Please feel free to ask any questions regarding a MRI study.  We will ask you to read and complete a patient information form.  Please let us know if you have any metal objects, a heart pacemaker or other electronic medical aid in your body, or if you are pregnant.

You will then be asked to change into a gown.  Because of the magnetic field, you will be required to leave the following items outside the scan room:  coins, inexpensive jewelry, watches, glasses, credit cards, keys, hair pins and other metallic objects.  Once all metal objects have been removed, the MRI technologist will have you lie down on a special imaging table. Depending upon what type of MRI your doctor has ordered, you may have to place your head in a padded cradle or on a pillow. The technologist will then slide the table into the donut-shaped portion of the scanner. The technologist will make sure that you are comfortable and then go to the control panel that is just outside the room.  The technologist will be able to watch you, and even talk to you, during the MRI scan.

To obtain clear images, we ask that you hold very still and most of all, relax!  In some cases, you will be asked to hold your breath for up to 30 seconds. Any movement during the procedure could blur the images, even moving your jaw to talk ~ especially for a head or spine scan.

When the machine is taking pictures, you will hear a repeating, loud, thumping noise coming from the scanner. You will be offered earplugs to help you with this. You should try to breathe quietly and normally, while trying to refrain from coughing and moving. When the thumping noise stops, it does not mean that the scan is completed; therefore you must still maintain your position.

The procedure may be repeated several times, but the length of the exam ordinarily takes approximately 45 minutes to complete, depending upon the type of exam requested.

Important Information About MRI Scans

MRI scans are non-invasive and safe.
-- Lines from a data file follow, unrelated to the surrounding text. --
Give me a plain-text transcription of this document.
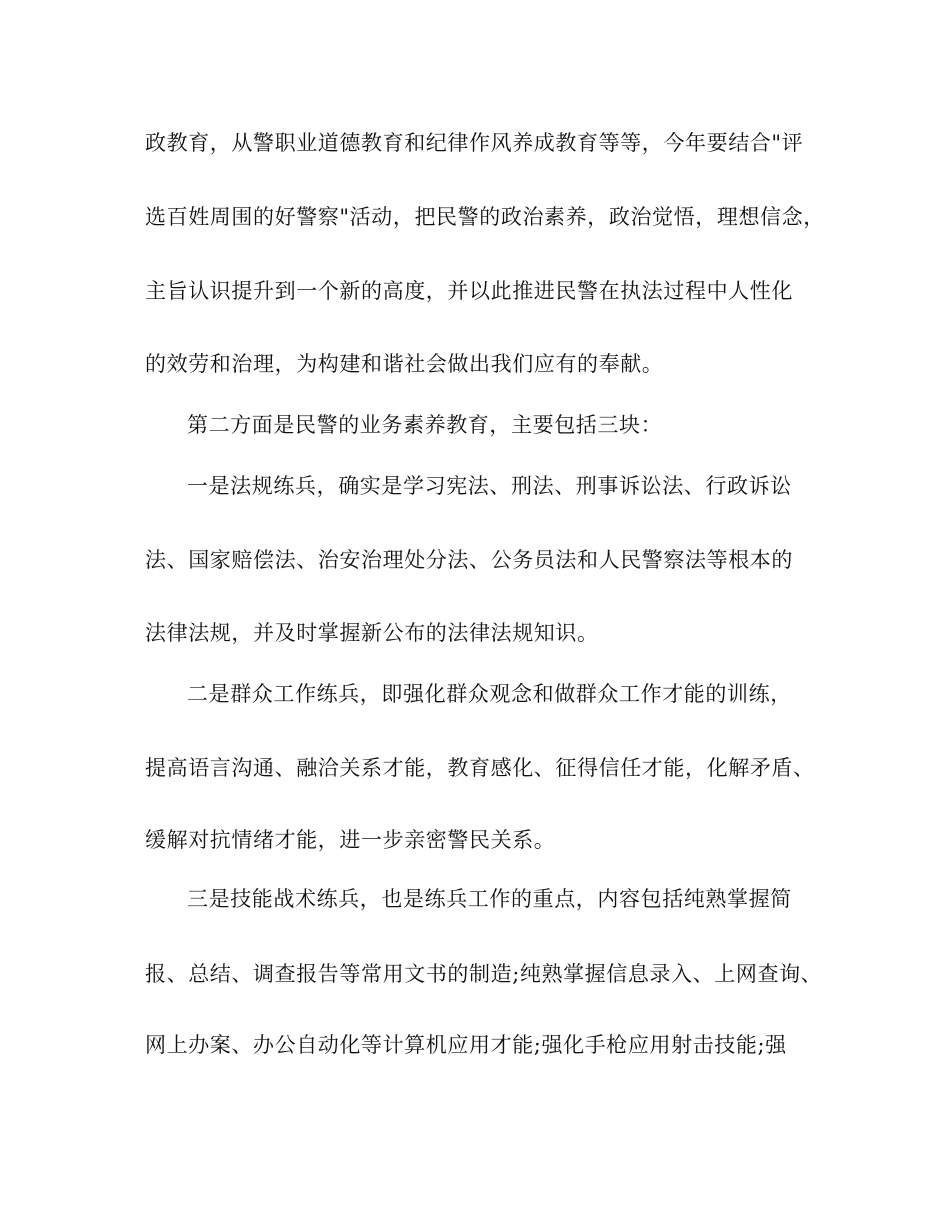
政教育，从警职业道德教育和纪律作风养成教育等等，今年要结合"评
选百姓周围的好警察"活动，把民警的政治素养，政治觉悟，理想信念，
主旨认识提升到一个新的高度，并以此推进民警在执法过程中人性化
的效劳和治理，为构建和谐社会做出我们应有的奉献。
第二方面是民警的业务素养教育，主要包括三块：
一是法规练兵，确实是学习宪法、刑法、刑事诉讼法、行政诉讼
法、国家赔偿法、治安治理处分法、公务员法和人民警察法等根本的
法律法规，并及时掌握新公布的法律法规知识。
二是群众工作练兵，即强化群众观念和做群众工作才能的训练，
提高语言沟通、融洽关系才能，教育感化、征得信任才能，化解矛盾、
缓解对抗情绪才能，进一步亲密警民关系。
三是技能战术练兵，也是练兵工作的重点，内容包括纯熟掌握简
报、总结、调查报告等常用文书的制造;纯熟掌握信息录入、上网查询、
网上办案、办公自动化等计算机应用才能;强化手枪应用射击技能;强
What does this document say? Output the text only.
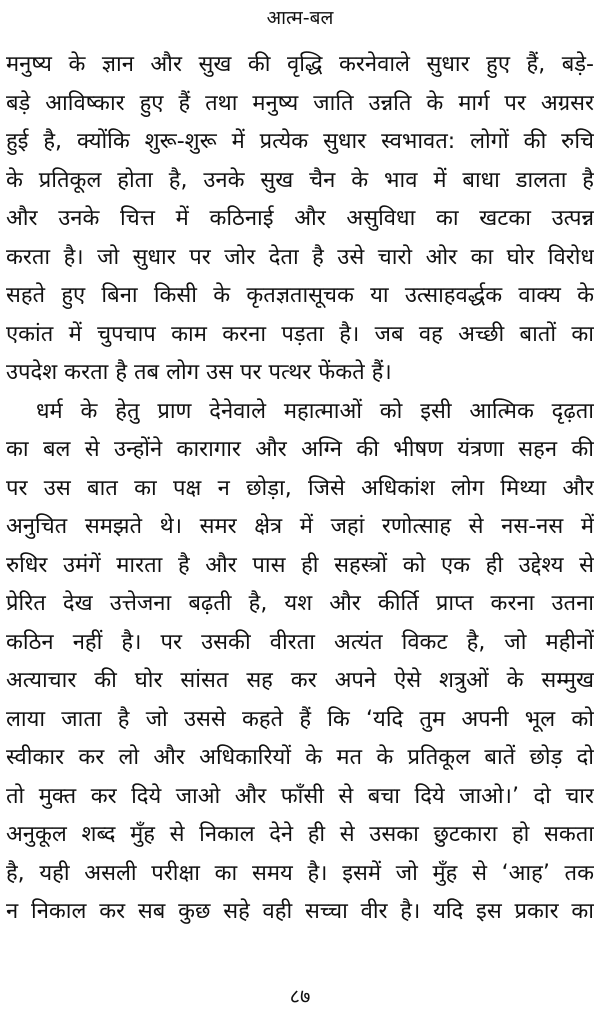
आत्म-बल
मनुष्य के ज्ञान और सुख की वृद्धि करनेवाले सुधार हुए हैं, बड़े-
बड़े आविष्कार हुए हैं तथा मनुष्य जाति उन्नति के मार्ग पर अग्रसर
हुई है, क्योंकि शुरू-शुरू में प्रत्येक सुधार स्वभावत: लोगों की रुचि
के प्रतिकूल होता है, उनके सुख चैन के भाव में बाधा डालता है
और उनके चित्त में कठिनाई और असुविधा का खटका उत्पन्न
करता है। जो सुधार पर जोर देता है उसे चारो ओर का घोर विरोध
सहते हुए बिना किसी के कृतज्ञतासूचक या उत्साहवर्द्धक वाक्य के
एकांत में चुपचाप काम करना पड़ता है। जब वह अच्छी बातों का
उपदेश करता है तब लोग उस पर पत्थर फेंकते हैं।
धर्म के हेतु प्राण देनेवाले महात्माओं को इसी आत्मिक दृढ़ता
का बल से उन्होंने कारागार और अग्नि की भीषण यंत्रणा सहन की
पर उस बात का पक्ष न छोड़ा, जिसे अधिकांश लोग मिथ्या और
अनुचित समझते थे। समर क्षेत्र में जहां रणोत्साह से नस-नस में
रुधिर उमंगें मारता है और पास ही सहस्त्रों को एक ही उद्देश्य से
प्रेरित देख उत्तेजना बढ़ती है, यश और कीर्ति प्राप्त करना उतना
कठिन नहीं है। पर उसकी वीरता अत्यंत विकट है, जो महीनों
अत्याचार की घोर सांसत सह कर अपने ऐसे शत्रुओं के सम्मुख
लाया जाता है जो उससे कहते हैं कि ‘यदि तुम अपनी भूल को
स्वीकार कर लो और अधिकारियों के मत के प्रतिकूल बातें छोड़ दो
तो मुक्त कर दिये जाओ और फाँसी से बचा दिये जाओ।’ दो चार
अनुकूल शब्द मुँह से निकाल देने ही से उसका छुटकारा हो सकता
है, यही असली परीक्षा का समय है। इसमें जो मुँह से ‘आह’ तक
न निकाल कर सब कुछ सहे वही सच्चा वीर है। यदि इस प्रकार का
८७
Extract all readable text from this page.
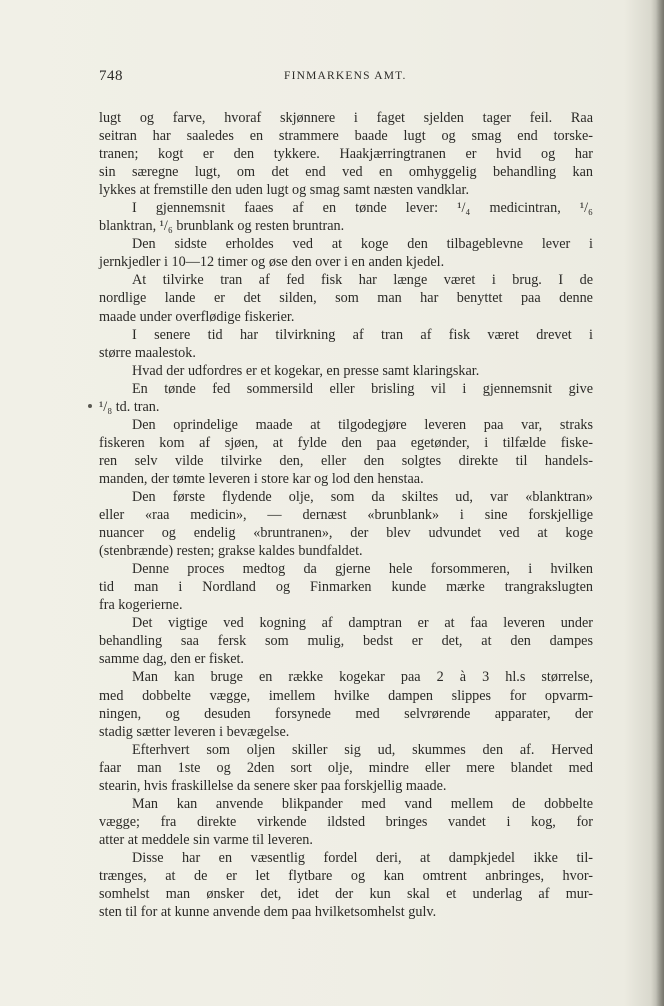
748	FINMARKENS AMT.
lugt og farve, hvoraf skjønnere i faget sjelden tager feil. Raa
seitran har saaledes en strammere baade lugt og smag end torske-
tranen; kogt er den tykkere. Haakjærringtranen er hvid og har
sin særegne lugt, om det end ved en omhyggelig behandling kan
lykkes at fremstille den uden lugt og smag samt næsten vandklar.
I gjennemsnit faaes af en tønde lever: ¹/₄ medicintran, ¹/₆
blanktran, ¹/₆ brunblank og resten bruntran.
Den sidste erholdes ved at koge den tilbageblevne lever i
jernkjedler i 10—12 timer og øse den over i en anden kjedel.
At tilvirke tran af fed fisk har længe været i brug. I de
nordlige lande er det silden, som man har benyttet paa denne
maade under overflødige fiskerier.
I senere tid har tilvirkning af tran af fisk været drevet i
større maalestok.
Hvad der udfordres er et kogekar, en presse samt klaringskar.
En tønde fed sommersild eller brisling vil i gjennemsnit give
¹/₈ td. tran.
Den oprindelige maade at tilgodegjøre leveren paa var, straks
fiskeren kom af sjøen, at fylde den paa egetønder, i tilfælde fiske-
ren selv vilde tilvirke den, eller den solgtes direkte til handels-
manden, der tømte leveren i store kar og lod den henstaa.
Den første flydende olje, som da skiltes ud, var «blanktran»
eller «raa medicin», — dernæst «brunblank» i sine forskjellige
nuancer og endelig «bruntranen», der blev udvundet ved at koge
(stenbrænde) resten; grakse kaldes bundfaldet.
Denne proces medtog da gjerne hele forsommeren, i hvilken
tid man i Nordland og Finmarken kunde mærke trangrakslugten
fra kogerierne.
Det vigtige ved kogning af damptran er at faa leveren under
behandling saa fersk som mulig, bedst er det, at den dampes
samme dag, den er fisket.
Man kan bruge en række kogekar paa 2 à 3 hl.s størrelse,
med dobbelte vægge, imellem hvilke dampen slippes for opvarm-
ningen, og desuden forsynede med selvrørende apparater, der
stadig sætter leveren i bevægelse.
Efterhvert som oljen skiller sig ud, skummes den af. Herved
faar man 1ste og 2den sort olje, mindre eller mere blandet med
stearin, hvis fraskillelse da senere sker paa forskjellig maade.
Man kan anvende blikpander med vand mellem de dobbelte
vægge; fra direkte virkende ildsted bringes vandet i kog, for
atter at meddele sin varme til leveren.
Disse har en væsentlig fordel deri, at dampkjedel ikke til-
trænges, at de er let flytbare og kan omtrent anbringes, hvor-
somhelst man ønsker det, idet der kun skal et underlag af mur-
sten til for at kunne anvende dem paa hvilketsomhelst gulv.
Magnetic Resonance scanning works with a strong magnet and radio waves. Please tell us if any of the following apply to you OR the person accompanying you into the exam room:

  • Aneurysm clip(s)
  • Implanted cardioverter defibrillator
  • Electronic implant or device
  • Magnetically-activated implant(s)/device
  • Cardiac pacemaker
  • Neurostimulation system
  • Spinal cord stimulator
  • Cochlear implant
  • Hearing aid(s)
  • Insulin or infusion pump
  • Implanted drug infusion device
  • Prosthesis or implant
  • Artificial / Prosthetic limb
  • Metallic fragment(s) or foreign body
  • External or internal metallic objects

You may be asked to remove one or more of these items BEFORE ENTERING the MRI scan room.

How Do I Get My Results?

After your exam is finished, the images are studied by a board certified Northwest Radiology Network radiologist. A report will be sent to your referring physician. Your physician will then be able to discuss the results with you. The MRI technologist will not be the person to give the results of your MRI scan ~ this can only be obtained from your referring physician.